# Choice Of Watch When Doing Outdoors Stuff!



## ticking.gareth (May 18, 2008)

hey folks,just wondered what you guys wear in the form of a timepiece when,messing about in garden or playing footy,or anything where there is a slight danger of your watch being damaged? gareth


----------



## BondandBigM (Apr 4, 2007)

I wear this pretty much 24/7 I have to say subs are pretty much bulit proof and suprisingly tough. If I do ever come to sell I'll just send it off and for a couple of hundred quid they come back looking like new.


----------



## Silver Hawk (Dec 2, 2003)

ticking.gareth said:


> hey folks,just wondered what you guys wear in the form of a timepiece when,messing about in garden or playing footy,or anything where there is a slight danger of your watch being damaged? gareth


I think what you have described there Gareth is a "beater". 
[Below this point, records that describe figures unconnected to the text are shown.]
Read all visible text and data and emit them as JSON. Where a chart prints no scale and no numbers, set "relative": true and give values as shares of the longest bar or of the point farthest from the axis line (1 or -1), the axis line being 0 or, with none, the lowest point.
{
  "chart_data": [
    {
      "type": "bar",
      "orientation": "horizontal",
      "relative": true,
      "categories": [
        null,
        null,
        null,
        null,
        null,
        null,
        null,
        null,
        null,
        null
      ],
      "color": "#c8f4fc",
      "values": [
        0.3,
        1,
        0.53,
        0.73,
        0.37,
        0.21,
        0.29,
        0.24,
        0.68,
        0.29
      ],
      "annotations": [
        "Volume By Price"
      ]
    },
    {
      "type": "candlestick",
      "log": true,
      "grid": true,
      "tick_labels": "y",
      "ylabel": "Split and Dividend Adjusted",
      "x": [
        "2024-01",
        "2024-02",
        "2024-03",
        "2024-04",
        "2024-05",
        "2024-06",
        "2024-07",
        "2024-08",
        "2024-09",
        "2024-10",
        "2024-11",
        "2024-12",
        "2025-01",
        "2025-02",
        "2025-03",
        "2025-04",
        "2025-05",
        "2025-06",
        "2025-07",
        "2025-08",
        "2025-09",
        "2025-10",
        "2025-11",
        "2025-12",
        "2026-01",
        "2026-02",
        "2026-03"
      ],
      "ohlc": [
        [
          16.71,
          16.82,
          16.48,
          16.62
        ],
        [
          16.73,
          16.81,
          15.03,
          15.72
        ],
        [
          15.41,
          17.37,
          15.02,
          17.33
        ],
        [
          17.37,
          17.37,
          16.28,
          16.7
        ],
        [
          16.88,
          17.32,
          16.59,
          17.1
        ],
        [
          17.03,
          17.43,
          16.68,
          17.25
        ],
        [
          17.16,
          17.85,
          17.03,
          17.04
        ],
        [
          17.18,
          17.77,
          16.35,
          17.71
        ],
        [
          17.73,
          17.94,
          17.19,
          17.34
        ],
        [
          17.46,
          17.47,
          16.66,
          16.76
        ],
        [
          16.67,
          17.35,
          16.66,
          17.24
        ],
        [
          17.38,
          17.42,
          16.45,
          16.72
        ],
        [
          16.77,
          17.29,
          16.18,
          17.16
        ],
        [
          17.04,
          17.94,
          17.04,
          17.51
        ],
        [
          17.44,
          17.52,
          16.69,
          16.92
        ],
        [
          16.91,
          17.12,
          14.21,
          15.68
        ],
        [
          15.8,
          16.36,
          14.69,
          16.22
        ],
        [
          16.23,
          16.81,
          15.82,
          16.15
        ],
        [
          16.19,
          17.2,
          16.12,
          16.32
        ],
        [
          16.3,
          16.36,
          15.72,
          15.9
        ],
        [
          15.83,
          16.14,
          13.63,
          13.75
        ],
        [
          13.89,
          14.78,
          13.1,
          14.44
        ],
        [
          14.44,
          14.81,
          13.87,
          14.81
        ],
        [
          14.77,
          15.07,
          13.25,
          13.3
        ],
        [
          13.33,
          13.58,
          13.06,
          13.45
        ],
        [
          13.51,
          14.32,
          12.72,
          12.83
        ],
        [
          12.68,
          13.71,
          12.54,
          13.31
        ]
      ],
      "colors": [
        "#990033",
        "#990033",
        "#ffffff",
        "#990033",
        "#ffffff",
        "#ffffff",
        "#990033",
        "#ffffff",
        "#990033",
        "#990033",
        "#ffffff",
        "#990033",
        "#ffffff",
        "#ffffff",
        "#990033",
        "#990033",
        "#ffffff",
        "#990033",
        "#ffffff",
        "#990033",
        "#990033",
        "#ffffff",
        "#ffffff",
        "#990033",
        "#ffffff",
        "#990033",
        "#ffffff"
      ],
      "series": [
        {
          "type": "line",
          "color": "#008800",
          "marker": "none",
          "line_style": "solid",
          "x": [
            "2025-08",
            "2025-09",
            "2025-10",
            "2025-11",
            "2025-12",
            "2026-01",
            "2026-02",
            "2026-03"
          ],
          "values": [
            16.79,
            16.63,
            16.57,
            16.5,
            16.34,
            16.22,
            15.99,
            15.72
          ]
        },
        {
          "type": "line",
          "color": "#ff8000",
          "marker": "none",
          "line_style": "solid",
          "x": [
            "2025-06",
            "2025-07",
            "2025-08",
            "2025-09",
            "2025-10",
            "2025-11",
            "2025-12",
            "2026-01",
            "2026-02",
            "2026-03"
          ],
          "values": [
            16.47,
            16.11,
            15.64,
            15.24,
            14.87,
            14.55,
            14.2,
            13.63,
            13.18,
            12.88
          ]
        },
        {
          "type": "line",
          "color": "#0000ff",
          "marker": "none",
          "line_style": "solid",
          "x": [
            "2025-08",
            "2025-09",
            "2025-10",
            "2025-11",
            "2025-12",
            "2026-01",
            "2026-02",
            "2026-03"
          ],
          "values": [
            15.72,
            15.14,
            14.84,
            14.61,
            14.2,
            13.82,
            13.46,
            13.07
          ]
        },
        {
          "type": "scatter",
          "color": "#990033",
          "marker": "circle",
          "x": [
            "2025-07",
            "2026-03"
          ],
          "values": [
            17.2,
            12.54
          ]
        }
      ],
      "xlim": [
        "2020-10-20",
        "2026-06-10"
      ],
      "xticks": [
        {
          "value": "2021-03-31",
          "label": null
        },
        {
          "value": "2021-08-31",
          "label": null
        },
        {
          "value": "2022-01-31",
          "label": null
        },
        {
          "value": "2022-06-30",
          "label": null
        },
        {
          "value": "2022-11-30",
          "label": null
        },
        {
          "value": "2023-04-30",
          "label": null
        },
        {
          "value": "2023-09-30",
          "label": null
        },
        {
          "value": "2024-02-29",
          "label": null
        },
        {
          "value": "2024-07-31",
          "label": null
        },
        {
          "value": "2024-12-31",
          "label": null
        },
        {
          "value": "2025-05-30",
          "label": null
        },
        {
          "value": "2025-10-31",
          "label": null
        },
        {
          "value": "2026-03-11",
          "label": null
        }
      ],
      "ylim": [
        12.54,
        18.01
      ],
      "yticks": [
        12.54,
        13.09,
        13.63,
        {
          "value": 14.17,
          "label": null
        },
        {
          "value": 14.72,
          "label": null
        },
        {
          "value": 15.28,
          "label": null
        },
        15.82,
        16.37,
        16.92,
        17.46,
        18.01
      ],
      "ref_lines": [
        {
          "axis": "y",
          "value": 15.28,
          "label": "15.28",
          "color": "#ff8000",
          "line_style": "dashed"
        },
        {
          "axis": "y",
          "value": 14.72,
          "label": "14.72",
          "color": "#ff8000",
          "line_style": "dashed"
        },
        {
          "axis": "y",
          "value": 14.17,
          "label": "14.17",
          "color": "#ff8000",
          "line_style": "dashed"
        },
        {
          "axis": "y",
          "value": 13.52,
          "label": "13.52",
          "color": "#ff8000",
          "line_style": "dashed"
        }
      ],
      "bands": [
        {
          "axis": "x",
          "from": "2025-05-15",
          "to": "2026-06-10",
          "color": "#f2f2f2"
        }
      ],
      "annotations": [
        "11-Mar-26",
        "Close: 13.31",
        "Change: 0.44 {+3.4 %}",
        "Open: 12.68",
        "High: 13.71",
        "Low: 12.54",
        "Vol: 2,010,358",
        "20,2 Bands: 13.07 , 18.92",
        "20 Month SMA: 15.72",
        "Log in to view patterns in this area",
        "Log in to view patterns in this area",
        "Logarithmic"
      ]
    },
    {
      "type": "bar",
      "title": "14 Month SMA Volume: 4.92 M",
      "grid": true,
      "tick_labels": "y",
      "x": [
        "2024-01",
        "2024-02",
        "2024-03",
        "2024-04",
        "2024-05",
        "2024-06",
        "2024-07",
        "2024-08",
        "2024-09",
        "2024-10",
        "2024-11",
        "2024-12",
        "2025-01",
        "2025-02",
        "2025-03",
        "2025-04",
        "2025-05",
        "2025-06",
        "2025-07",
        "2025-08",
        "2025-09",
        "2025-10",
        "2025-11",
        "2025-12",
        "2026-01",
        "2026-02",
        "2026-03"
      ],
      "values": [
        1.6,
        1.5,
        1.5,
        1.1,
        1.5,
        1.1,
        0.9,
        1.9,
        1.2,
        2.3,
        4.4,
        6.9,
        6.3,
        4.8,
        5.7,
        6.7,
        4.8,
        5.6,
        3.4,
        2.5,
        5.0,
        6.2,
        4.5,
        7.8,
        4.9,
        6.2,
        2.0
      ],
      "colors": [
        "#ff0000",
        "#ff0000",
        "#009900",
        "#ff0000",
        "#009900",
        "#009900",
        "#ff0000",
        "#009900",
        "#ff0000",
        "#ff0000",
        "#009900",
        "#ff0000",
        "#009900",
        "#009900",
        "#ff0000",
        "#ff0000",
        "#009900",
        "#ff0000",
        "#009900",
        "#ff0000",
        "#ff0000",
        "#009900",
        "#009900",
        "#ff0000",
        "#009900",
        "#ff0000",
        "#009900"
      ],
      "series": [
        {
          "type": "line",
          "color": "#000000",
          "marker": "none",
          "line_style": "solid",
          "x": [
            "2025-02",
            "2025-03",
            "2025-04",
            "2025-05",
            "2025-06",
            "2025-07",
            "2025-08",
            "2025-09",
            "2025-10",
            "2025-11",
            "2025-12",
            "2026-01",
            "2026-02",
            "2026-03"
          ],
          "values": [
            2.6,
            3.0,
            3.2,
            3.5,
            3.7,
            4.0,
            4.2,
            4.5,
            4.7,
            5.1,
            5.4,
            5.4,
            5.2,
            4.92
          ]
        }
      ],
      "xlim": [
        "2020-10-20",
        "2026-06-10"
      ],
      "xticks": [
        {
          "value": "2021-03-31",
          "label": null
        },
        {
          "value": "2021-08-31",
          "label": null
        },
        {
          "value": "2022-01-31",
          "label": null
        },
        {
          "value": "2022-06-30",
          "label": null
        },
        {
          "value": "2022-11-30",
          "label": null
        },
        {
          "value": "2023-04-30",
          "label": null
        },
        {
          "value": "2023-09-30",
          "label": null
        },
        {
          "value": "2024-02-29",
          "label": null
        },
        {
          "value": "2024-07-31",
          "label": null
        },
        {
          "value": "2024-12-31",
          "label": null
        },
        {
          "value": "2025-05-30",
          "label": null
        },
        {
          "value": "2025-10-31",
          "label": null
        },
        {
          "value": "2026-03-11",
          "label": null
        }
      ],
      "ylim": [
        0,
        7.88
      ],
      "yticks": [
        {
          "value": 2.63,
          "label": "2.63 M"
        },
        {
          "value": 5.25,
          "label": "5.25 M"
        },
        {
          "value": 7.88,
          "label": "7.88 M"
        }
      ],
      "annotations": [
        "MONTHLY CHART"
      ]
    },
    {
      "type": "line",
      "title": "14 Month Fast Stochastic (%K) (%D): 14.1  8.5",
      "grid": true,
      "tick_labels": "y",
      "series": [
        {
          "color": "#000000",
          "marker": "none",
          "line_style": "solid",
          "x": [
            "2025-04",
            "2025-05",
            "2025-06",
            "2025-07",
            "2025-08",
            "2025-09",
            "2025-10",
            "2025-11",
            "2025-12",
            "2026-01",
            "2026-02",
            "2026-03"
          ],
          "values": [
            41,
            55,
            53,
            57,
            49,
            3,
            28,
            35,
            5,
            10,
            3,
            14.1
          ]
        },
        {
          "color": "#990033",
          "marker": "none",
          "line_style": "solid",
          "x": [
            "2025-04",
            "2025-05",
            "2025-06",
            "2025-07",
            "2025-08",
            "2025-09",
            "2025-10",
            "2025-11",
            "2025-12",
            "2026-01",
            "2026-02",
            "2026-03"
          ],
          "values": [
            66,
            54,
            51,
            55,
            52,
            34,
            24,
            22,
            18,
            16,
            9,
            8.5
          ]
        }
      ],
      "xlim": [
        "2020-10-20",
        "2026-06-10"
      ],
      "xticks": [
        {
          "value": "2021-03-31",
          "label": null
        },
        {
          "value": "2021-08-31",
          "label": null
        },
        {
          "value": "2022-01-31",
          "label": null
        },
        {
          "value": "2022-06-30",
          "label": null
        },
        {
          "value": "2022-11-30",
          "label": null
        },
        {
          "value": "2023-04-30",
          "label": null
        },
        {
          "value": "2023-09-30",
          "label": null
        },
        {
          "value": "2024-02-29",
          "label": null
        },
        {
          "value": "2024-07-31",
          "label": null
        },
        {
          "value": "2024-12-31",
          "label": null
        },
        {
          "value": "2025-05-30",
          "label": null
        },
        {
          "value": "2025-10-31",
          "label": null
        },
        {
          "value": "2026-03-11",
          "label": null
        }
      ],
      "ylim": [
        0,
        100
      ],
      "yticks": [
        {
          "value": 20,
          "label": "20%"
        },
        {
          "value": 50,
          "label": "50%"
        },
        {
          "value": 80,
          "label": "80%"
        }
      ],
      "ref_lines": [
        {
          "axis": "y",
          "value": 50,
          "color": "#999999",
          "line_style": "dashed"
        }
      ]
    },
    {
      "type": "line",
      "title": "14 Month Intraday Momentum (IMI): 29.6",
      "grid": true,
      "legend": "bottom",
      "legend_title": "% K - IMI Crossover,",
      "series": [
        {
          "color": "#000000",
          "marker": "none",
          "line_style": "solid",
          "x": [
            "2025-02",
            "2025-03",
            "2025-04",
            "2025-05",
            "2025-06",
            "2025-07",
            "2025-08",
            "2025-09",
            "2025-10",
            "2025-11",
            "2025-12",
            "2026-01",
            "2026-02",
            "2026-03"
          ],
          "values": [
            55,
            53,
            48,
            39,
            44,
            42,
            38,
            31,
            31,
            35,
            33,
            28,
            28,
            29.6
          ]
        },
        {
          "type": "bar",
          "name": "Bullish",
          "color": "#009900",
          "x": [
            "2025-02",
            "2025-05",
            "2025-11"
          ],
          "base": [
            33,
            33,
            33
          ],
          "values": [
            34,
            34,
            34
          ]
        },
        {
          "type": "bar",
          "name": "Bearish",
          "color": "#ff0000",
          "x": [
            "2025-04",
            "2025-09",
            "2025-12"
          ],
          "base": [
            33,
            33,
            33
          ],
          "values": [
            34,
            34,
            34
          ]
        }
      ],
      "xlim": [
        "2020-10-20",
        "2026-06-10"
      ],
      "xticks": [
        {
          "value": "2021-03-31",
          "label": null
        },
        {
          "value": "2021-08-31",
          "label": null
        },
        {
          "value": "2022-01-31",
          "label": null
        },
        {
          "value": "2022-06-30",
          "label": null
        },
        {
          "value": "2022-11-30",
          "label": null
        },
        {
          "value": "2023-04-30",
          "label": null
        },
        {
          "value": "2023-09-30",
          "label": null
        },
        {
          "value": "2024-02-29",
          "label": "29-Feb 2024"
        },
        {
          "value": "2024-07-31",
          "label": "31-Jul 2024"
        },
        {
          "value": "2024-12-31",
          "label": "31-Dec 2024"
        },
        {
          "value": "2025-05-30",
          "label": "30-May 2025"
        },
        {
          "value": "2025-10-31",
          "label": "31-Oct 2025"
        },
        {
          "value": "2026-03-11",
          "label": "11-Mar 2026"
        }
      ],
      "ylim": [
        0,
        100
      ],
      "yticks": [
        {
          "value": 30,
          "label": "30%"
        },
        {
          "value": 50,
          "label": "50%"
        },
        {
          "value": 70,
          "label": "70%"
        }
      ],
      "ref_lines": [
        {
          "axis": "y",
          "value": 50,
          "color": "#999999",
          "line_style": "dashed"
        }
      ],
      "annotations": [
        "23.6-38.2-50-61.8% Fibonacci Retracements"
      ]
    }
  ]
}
And I know many on this Forum, including myself, use a CWC G10 as their favourite "beater".


----------



## mrteatime (Oct 25, 2006)

Silver Hawk said:


> ticking.gareth said:
> 
> 
> > hey folks,just wondered what you guys wear in the form of a timepiece when,messing about in garden or playing footy,or anything where there is a slight danger of your watch being damaged? gareth
> ...


i really must get one of those......i normally use a mudman


----------



## mach 0.0013137 (Jan 10, 2005)

mrteatime said:


> Silver Hawk said:
> 
> 
> > ticking.gareth said:
> ...


You`re not a proper watch collector until you`ve got a G10 

BTW Shawn, if/when you get one, do not under any circumstances put it on an orange strap even just to see how it looks









Otherwise.... :assassin: :vinsent: :butcher:







:death:







:skull:

Have a nice day


----------



## Guest (May 20, 2008)

mach 0.0013137 said:


> mrteatime said:
> 
> 
> > Silver Hawk said:
> ...


And whatever you do, don't you dare wear it in the shower - even when its still under guarantee.

See the G10 posting in the military watch forum.


----------



## PhilM (Nov 5, 2004)

Can't go wrong with a G10, I took mine to Oktoberfest a few years ago for a 3 day bender and it survived unlike the rest of my mates :wine:


----------



## thunderbolt (May 19, 2007)

If I'm doing anything heavy around the house and garden, then I wear one of these two.


----------